Introduction
The term dentigerous refers to ‘tooth bearing’. Dentigerous cyst being the most common developmental cyst of odontogenic origin contributes to 49% of all cystic lesions. It develops around the coronal portion of an unerupted tooth.1
It is formed due to the obstruction of venous flow by the developing tooth and fluid collection between the follicular epithelium and the crown of the developing or unerupted tooth.2 It has a higher male predilection. 1, 3
The three types of dentigerous cysts: central, lateral, or circumferential are based on their relationship to the involved tooth crown. The central form appears around the crown, the lateral variant partially covers the crown and the circumferential form encompasses both the coronal and the radicular portion of the involved tooth. 4
The most common site is the mandibular third molar (77%), followed by the maxillary third molar (11%), and canine (5%), and only 1% were related to impacted supernumerary teeth. The highest incidence is noted in the second to fourth decades. 2
In this case report, we present a unique, unusual, and extensive case of a dentigerous cyst involving the mandible region crossing the midline and associated with a supernumerary tooth.
Case History
A 48-year-old male patient reported with a chief complaint of swelling in the right lower back tooth region since 2 years. The patient gave history of pain and loss of sensation since two months.
Intraoral examination revealed missing 45 [Figure 1a] and a well-defined dome-shaped swelling in the buccal vestibule in relation to 44 to 48 region measuring approximately 2x2 cm. [Figure 1b] On palpation, expansion of the buccal cortex was noted from 43 to 48 region with vestibular obliteration and tenderness noted from 34 to 48 region.
A provisional diagnosis of odontogenic cyst and differential diagnoses of dentigerous cyst and ameloblastoma were considered.
Investigations
Fine Needle aspiration cytology was suggestive of an acute inflammatory lesion.
The orthopantomogram revealed a well-defined radiolucent lesion extending from the distal aspect of 34 to 48 region with smooth hydraulic borders with root resorption of the involved tooth and impacted 45 and a partially developed supernumerary tooth inside the lesion. [Figure 1c]
Cone Beam Computed Tomography revealed a well-defined radiolucent lytic lesion extending from the distal aspect of 34 to the distal aspect of 47 regions measuring approximately 85.4x21.3x18.8mm (A-P, S-I, M-D). [Figure 1a] The internal structure showed septations with impacted 45 and supernumerary tooth. Scalloped borders and knife-edged pattern of root resorption noted in relation to the involved teeth.
Expansion and perforation of buccal cortex with thinning of lingual cortex was noted. The inferior alveolar nerve was displaced along the intact thinned-out lower border of mandible. [Figure 1b,c&2d]
Cystic enucleation and extraction of 31 to 47 along with endodontic treatment of 32, 33, and 34 was done.
The histopathological section showed multiple tissue bits cyst lined by stratified squamous epithelium with focal acanthosis and absence of rete ridges, suggestive of a dentigerous cyst.[Figure 1a & b]

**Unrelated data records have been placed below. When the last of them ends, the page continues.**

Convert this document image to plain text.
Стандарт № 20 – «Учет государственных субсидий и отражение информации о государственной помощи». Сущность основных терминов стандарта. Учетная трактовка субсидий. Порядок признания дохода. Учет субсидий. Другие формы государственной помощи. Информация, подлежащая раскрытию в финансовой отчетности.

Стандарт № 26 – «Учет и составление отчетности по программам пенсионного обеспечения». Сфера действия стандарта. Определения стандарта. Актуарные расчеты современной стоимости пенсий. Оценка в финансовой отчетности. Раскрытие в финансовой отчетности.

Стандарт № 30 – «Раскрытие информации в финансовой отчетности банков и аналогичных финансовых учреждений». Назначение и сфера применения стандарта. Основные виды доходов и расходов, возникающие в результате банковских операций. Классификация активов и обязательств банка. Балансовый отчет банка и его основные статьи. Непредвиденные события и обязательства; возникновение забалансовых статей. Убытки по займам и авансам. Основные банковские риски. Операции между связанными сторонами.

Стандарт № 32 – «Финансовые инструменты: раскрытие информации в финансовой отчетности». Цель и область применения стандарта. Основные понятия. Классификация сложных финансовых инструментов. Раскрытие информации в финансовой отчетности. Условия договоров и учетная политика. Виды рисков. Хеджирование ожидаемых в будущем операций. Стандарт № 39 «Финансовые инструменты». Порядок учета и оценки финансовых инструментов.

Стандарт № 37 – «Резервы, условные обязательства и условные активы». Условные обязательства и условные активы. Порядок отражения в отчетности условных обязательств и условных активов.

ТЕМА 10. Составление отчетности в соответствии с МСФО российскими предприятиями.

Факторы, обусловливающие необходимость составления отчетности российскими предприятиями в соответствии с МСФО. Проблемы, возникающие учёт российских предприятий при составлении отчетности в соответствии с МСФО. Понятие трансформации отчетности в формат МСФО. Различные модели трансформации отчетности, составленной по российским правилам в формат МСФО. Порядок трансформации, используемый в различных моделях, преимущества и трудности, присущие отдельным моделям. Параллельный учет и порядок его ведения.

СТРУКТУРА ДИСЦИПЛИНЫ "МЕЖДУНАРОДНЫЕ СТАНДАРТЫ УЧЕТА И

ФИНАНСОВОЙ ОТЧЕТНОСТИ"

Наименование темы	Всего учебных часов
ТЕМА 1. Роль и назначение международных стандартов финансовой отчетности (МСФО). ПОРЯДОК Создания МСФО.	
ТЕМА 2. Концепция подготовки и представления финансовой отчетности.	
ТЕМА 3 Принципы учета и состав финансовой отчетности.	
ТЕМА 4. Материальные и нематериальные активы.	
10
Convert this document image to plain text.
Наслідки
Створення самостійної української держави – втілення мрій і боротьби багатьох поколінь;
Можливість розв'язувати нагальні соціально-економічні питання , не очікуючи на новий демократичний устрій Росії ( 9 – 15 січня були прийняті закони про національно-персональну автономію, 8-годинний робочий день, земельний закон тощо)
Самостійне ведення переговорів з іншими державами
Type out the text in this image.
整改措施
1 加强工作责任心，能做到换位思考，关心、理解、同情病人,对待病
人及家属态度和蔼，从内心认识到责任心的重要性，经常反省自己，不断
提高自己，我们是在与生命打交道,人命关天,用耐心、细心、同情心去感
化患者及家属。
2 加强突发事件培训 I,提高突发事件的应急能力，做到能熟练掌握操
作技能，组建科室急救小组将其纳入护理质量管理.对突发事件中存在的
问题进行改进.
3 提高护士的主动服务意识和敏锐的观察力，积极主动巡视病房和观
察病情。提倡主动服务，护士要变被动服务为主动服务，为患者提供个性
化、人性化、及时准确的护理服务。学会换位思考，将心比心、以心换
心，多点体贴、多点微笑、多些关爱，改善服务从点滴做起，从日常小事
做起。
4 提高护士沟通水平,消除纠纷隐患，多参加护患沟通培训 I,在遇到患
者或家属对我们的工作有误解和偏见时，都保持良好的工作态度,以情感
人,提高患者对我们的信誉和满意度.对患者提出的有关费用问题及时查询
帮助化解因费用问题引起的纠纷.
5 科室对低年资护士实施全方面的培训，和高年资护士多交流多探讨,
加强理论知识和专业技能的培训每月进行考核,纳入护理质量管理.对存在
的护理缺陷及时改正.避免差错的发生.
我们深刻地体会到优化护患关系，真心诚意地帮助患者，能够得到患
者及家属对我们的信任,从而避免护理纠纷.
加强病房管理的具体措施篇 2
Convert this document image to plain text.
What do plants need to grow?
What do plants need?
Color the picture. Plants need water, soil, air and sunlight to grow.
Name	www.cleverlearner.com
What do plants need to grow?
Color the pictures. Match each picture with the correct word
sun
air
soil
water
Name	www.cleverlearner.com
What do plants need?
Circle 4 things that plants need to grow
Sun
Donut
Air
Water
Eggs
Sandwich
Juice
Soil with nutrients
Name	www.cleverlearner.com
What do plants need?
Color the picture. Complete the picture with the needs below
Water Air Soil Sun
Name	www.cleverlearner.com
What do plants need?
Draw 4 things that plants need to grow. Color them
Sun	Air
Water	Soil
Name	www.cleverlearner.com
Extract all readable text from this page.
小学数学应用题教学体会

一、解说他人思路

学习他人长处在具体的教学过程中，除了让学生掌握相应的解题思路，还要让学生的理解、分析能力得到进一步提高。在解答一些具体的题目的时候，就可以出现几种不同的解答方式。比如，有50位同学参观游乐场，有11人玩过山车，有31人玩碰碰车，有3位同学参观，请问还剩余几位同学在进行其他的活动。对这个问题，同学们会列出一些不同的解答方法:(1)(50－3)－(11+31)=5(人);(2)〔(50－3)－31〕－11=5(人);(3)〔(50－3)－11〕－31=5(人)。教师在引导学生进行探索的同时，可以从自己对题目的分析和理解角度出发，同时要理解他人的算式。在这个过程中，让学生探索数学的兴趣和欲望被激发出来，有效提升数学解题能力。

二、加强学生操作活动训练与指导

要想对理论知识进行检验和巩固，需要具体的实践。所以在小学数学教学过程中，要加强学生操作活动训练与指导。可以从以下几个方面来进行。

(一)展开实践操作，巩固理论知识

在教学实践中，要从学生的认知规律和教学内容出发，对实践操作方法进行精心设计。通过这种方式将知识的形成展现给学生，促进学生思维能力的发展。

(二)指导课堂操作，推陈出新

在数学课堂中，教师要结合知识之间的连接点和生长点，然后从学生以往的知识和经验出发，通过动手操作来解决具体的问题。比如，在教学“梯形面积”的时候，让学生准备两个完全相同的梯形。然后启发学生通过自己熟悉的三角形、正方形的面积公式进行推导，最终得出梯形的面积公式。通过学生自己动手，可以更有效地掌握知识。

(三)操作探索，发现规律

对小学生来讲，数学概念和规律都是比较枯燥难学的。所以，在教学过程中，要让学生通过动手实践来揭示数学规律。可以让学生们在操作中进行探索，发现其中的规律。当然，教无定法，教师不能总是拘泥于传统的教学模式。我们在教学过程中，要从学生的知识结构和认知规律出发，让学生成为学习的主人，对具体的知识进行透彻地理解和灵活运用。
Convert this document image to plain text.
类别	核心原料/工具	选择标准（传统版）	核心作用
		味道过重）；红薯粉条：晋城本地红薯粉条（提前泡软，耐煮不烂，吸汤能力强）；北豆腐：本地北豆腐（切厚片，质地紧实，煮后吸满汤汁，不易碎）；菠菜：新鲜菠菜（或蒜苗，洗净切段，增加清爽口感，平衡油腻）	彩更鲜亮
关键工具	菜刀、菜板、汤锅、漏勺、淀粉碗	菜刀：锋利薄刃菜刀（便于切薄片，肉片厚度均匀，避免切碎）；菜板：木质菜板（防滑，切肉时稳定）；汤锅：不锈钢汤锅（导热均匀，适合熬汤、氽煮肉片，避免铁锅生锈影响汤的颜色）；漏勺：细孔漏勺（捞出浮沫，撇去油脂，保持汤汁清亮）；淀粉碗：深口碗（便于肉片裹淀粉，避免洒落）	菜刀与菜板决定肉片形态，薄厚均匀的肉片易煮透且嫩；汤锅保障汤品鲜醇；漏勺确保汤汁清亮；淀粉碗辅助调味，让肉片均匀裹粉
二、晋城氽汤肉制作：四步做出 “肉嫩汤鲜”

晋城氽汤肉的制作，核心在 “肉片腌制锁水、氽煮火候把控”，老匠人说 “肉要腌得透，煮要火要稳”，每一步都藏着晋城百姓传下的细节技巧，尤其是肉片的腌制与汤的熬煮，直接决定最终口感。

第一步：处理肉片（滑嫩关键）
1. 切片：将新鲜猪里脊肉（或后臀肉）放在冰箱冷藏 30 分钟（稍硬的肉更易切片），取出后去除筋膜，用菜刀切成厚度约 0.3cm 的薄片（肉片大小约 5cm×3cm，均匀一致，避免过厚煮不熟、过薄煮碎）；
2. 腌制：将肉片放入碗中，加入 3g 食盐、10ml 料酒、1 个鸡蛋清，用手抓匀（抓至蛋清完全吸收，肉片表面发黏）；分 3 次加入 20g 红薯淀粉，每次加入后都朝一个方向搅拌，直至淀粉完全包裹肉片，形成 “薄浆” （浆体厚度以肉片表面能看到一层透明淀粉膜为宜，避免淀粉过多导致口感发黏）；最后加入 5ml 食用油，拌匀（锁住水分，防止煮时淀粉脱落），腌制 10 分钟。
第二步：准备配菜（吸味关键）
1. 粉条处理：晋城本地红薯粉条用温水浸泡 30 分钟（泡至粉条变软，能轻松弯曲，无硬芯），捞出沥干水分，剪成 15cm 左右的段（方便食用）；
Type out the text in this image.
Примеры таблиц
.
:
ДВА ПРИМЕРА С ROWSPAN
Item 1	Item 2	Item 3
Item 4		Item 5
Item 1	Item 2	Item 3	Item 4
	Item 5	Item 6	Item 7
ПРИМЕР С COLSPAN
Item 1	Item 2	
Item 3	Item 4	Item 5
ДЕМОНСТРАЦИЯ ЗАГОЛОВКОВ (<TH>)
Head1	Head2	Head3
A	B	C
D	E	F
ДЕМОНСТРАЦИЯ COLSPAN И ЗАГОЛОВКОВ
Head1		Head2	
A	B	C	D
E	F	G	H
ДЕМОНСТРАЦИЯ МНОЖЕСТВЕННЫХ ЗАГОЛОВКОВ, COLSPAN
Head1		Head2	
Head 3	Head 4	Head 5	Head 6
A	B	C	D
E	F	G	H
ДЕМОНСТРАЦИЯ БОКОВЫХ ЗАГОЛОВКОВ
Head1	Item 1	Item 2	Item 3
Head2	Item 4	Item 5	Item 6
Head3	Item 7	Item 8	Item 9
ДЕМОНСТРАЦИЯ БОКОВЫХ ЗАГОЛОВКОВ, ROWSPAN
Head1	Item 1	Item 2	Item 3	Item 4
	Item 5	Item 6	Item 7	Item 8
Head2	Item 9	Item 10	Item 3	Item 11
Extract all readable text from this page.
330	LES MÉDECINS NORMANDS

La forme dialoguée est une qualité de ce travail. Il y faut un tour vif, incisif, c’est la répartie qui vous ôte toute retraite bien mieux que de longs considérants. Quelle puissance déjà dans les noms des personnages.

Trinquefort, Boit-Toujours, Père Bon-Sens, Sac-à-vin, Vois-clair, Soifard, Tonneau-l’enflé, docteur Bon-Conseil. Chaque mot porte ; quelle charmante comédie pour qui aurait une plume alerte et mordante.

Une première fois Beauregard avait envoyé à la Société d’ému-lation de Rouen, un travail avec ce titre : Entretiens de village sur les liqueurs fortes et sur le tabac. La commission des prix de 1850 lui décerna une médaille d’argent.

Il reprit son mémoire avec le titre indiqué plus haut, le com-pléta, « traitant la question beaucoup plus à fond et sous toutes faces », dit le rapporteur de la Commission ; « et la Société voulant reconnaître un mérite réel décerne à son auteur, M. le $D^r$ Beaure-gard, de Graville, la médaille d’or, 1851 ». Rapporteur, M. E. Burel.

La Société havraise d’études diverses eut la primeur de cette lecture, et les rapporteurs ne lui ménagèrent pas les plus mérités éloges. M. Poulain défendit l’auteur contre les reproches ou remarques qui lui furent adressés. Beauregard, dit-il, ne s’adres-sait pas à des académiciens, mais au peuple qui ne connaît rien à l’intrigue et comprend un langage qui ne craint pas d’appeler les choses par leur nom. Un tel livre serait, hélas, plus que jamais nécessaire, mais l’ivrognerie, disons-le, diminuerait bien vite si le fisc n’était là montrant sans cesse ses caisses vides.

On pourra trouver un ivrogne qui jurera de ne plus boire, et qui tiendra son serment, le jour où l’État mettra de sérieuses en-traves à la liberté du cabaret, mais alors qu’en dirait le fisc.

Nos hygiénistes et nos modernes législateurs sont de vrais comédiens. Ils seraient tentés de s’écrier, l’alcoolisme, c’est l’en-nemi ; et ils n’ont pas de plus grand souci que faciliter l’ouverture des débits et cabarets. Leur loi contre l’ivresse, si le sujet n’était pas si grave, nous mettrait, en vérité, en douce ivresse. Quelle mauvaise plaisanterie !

One-year follow-up and radiographs were taken and the patient was asymptomatic [Figure 1c]
Discussion
The present case highlights a dentigerous cyst arising from a partially developed supernumerary tooth. Dentigerous cysts which form from the reduced enamel epithelium encapsulate coronal portion of teeth. 2, 4
Proliferation of cyst causes expansion leading to the release of bone-resorbing factors resulting in increased osmolality of the cystic fluid. These changes can cause facial asymmetry, tooth displacement, and compression of vital structures. In our case, the inferior alveolar nerve bundle was compressed and the patient presented with paraesthesia.5, 6
Multiple dentigerous cysts are related to Marotreux-Lamy syndrome and cleidocranial dysplasia.3, 7
Clinically dentigerous cyst is asymptomatic and is identified as an accidental radiography finding.8
Radiographically dentigerous cyst presents as a symmetrical unilocular radiolucency around the crown of a tooth.2, 4
In our case the lesion was completely radiolucent with septations and impacted 45 and a supernumerary tooth and the lesion seemed to arise from the crown of the supernumerary tooth.
Histologically, the lumen is bordered by 2 to 4 cell layers of cuboidal to flattened non-keratinized epithelial cells that may generate keratin by metaplasia.4
The choice of treatment depends on various factors like age, size, location, root developmental stage, and relationship to the adjacent tooth. Enucleation and marsupialization are the treatment options for dentigerous cysts.9, 10 In our case complete removal of the cyst was performed.
The lining epithelium of dentigerous cysts is pluripotent and can turn into mural ameloblastoma, mucoepidermoid carcinoma, or squamous cell carcinoma.2 Therefore when the cyst is completely removed, the prognosis is better, and recurrence is uncommon.